Situated under a highway bridge on the Perdido side of the intercoastal waterway is a quaint little beach house, complete with a wrap-around porch, corrugated tin roof and a sign that reads, “Fisherman’s Corner.” In past lives, this humble structure served as a home, as well as a bait ‘n tackle shop, and it shows. At first glance, fine dining is the last thing to come to mind. In fact, walking in the front door, it felt more like I was about to have a family dinner with aunts and uncles whose names I don’t remember. My expectations were blown away.
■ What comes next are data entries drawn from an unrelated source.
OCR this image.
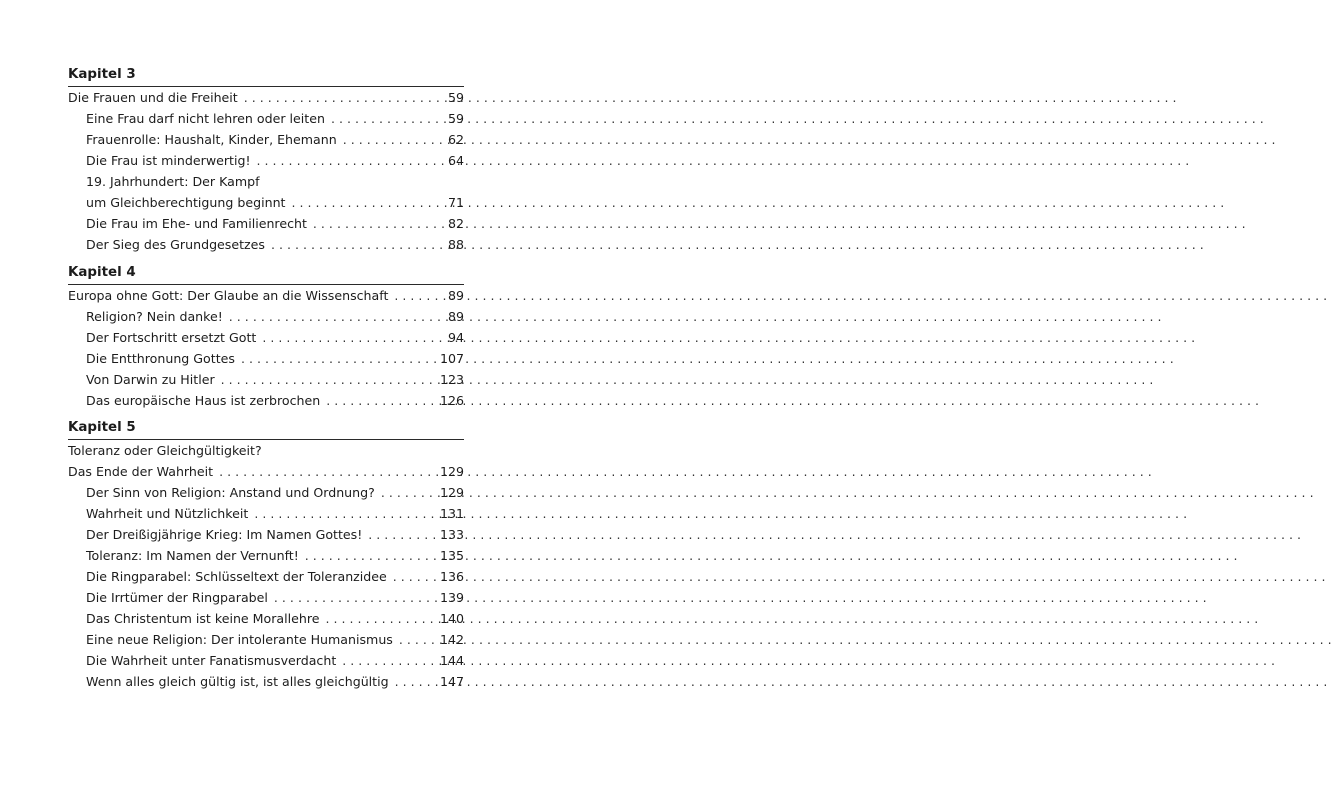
Kapitel 3
Die Frauen und die Freiheit . . .	59
Eine Frau darf nicht lehren oder leiten . . .	59
Frauenrolle: Haushalt, Kinder, Ehemann . . .	62
Die Frau ist minderwertig! . . .	64
19. Jahrhundert: Der Kampf
um Gleichberechtigung beginnt . . .	71
Die Frau im Ehe- und Familienrecht . . .	82
Der Sieg des Grundgesetzes . . .	88
Kapitel 4
Europa ohne Gott: Der Glaube an die Wissenschaft . . .	89
Religion? Nein danke! . . .	89
Der Fortschritt ersetzt Gott . . .	94
Die Entthronung Gottes . . .	107
Von Darwin zu Hitler . . .	123
Das europäische Haus ist zerbrochen . . .	126
Kapitel 5
Toleranz oder Gleichgültigkeit?
Das Ende der Wahrheit . . .	129
Der Sinn von Religion: Anstand und Ordnung? . . .	129
Wahrheit und Nützlichkeit . . .	131
Der Dreißigjährige Krieg: Im Namen Gottes! . . .	133
Toleranz: Im Namen der Vernunft! . . .	135
Die Ringparabel: Schlüsseltext der Toleranzidee . . .	136
Die Irrtümer der Ringparabel . . .	139
Das Christentum ist keine Morallehre . . .	140
Eine neue Religion: Der intolerante Humanismus . . .	142
Die Wahrheit unter Fanatismusverdacht . . .	144
Wenn alles gleich gültig ist, ist alles gleichgültig . . .	147
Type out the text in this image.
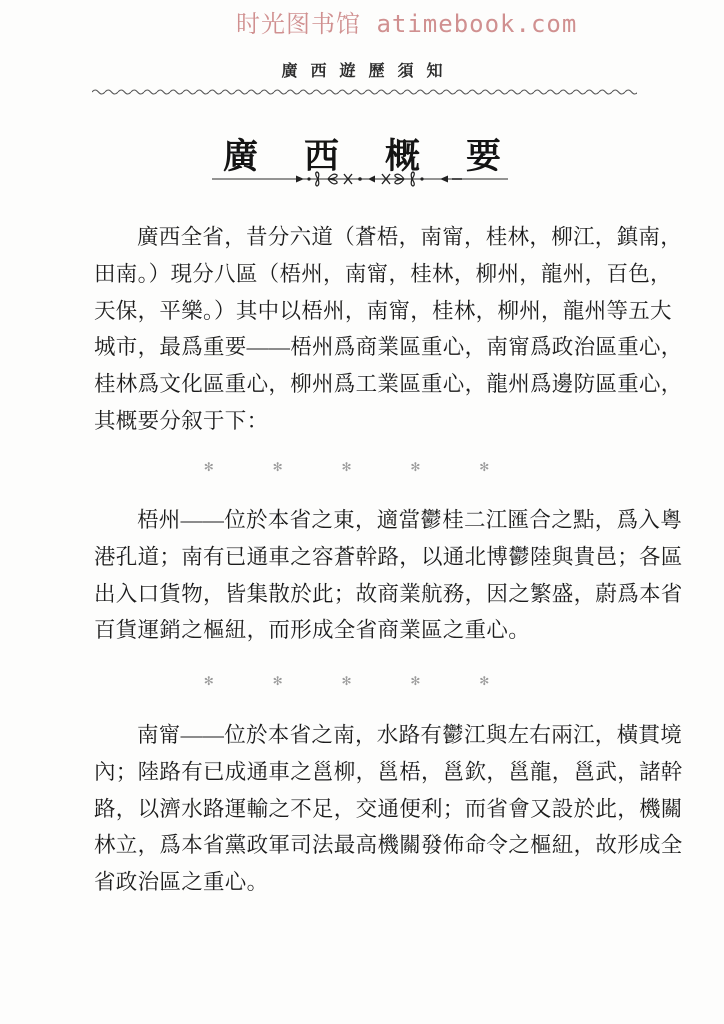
时光图书馆 atimebook.com
廣西遊歷須知
廣西概要
廣西全省，昔分六道（蒼梧，南甯，桂林，柳江，鎮南，
田南。）現分八區（梧州，南甯，桂林，柳州，龍州，百色，
天保，平樂。）其中以梧州，南甯，桂林，柳州，龍州等五大
城市，最爲重要——梧州爲商業區重心，南甯爲政治區重心，
桂林爲文化區重心，柳州爲工業區重心，龍州爲邊防區重心，
其概要分叙于下：
✻ ✻ ✻ ✻ ✻
梧州——位於本省之東，適當鬱桂二江匯合之點，爲入粵
港孔道；南有已通車之容蒼幹路，以通北博鬱陸與貴邑；各區
出入口貨物，皆集散於此；故商業航務，因之繁盛，蔚爲本省
百貨運銷之樞紐，而形成全省商業區之重心。
✻ ✻ ✻ ✻ ✻
南甯——位於本省之南，水路有鬱江與左右兩江，橫貫境
內；陸路有已成通車之邕柳，邕梧，邕欽，邕龍，邕武，諸幹
路，以濟水路運輸之不足，交通便利；而省會又設於此，機關
林立，爲本省黨政軍司法最高機關發佈命令之樞紐，故形成全
省政治區之重心。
I counted only 20 tables, complete with white tablecloths and folded napkins, situated in what would have been the living room of the house. I was seated and greeted immediately by a waiter who was, above all, honest. He pointed to an adjacent room that lacked doors and explained that the kitchen was just a converted hallway, so a wait should be expected. Luckily, I was dining during the offseason, so the place was nearly empty.
The waiter gave me a specials menu that was handwritten on a notepad. It turns out that the chef’s specials change daily, depending on what the local fishermen catch that day. I spoke to one of the three rotating head chefs, and he said that it’s a culinary test that benefits the customer more than anyone else. The dynamic environment invokes creativity, while the limitations of a small kitchen ensure quality. There is no room for storage at Fisherman’s Corner, so the seafood is fresh, and every sauce is made to-order with each dish, rather than being ladled out of a vat.
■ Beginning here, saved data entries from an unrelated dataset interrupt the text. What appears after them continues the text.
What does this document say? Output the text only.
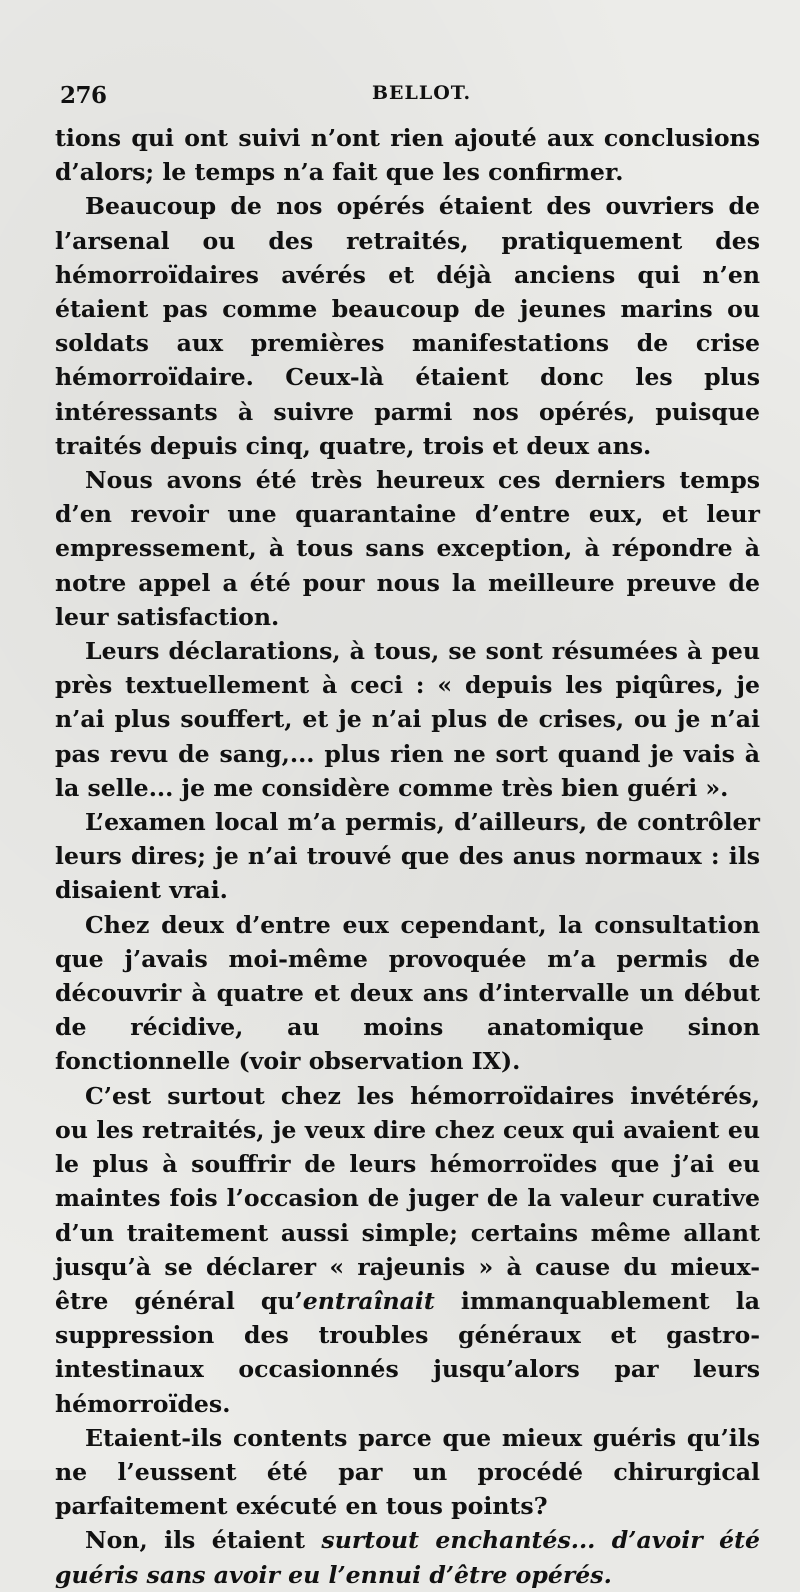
276	BELLOT.

tions qui ont suivi n’ont rien ajouté aux conclusions d’alors; le temps n’a fait que les confirmer.

Beaucoup de nos opérés étaient des ouvriers de l’arsenal ou des retraités, pratiquement des hémorroïdaires avérés et déjà anciens qui n’en étaient pas comme beaucoup de jeunes marins ou soldats aux premières manifestations de crise hémorroïdaire. Ceux-là étaient donc les plus intéressants à suivre parmi nos opérés, puisque traités depuis cinq, quatre, trois et deux ans.

Nous avons été très heureux ces derniers temps d’en revoir une quarantaine d’entre eux, et leur empressement, à tous sans exception, à répondre à notre appel a été pour nous la meilleure preuve de leur satisfaction.

Leurs déclarations, à tous, se sont résumées à peu près textuellement à ceci : « depuis les piqûres, je n’ai plus souffert, et je n’ai plus de crises, ou je n’ai pas revu de sang,... plus rien ne sort quand je vais à la selle... je me considère comme très bien guéri ».

L’examen local m’a permis, d’ailleurs, de contrôler leurs dires; je n’ai trouvé que des anus normaux : ils disaient vrai.

Chez deux d’entre eux cependant, la consultation que j’avais moi-même provoquée m’a permis de découvrir à quatre et deux ans d’intervalle un début de récidive, au moins anatomique sinon fonctionnelle (voir observation IX).

C’est surtout chez les hémorroïdaires invétérés, ou les retraités, je veux dire chez ceux qui avaient eu le plus à souffrir de leurs hémorroïdes que j’ai eu maintes fois l’occasion de juger de la valeur curative d’un traitement aussi simple; certains même allant jusqu’à se déclarer « rajeunis » à cause du mieux-être général qu’entraînait immanquablement la suppression des troubles généraux et gastro-intestinaux occasionnés jusqu’alors par leurs hémorroïdes.

Etaient-ils contents parce que mieux guéris qu’ils ne l’eussent été par un procédé chirurgical parfaitement exécuté en tous points?

Non, ils étaient surtout enchantés... d’avoir été guéris sans avoir eu l’ennui d’être opérés.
Armed with this knowledge, I ordered the crawfish étouffée, a staple item featuring the art of the sauce, and the blackened grouper, a chef’s special for that particular day. I was given the option to order my étouffée “spicy,” and as a devout Cajun, I seized the opportunity. The dish boasted near-perfect ratios in all aspects. The relationship between spice and flavor was complex and balanced. It was a thick, filling entrée served in generous portions, so I made the most of my leftovers. The blackened grouper special did not disappoint, and it proved how effective the Fisherman’s Corner system could be. The fish might as well have jumped out of the sea and onto my plate. As much as I liked the entrees, however, they were not what had me licking my lips for weeks to come.
My original plan to order the crab cake appetizer was struck down. (It was implied that I should have arrived earlier if I wanted the incredibly popular crab cakes.) I ordered the fried green tomatoes as a backup, and I wasn’t expecting much. I was sorely mistaken. What I received was a tower of thick, juicy tomato slices, fried golden brown and stacked three-high, separated by slabs of half-melted mozzarella. This architectural masterpiece rested on a foundation of pooled roux, a thick and creamy sauce that featured crawfish tails and peppers of all kinds. This appetizer epitomized Fisherman’s Corner, a place where the usual staples of southern, Cajun and beach menus are upgraded to the highest caliber of art, precision, and above all, quality.
So if you’re currently preparing for the most memorable spring break to date, don’t be afraid to keep it classy and enjoy a fine dinner at Fisherman’s Corner.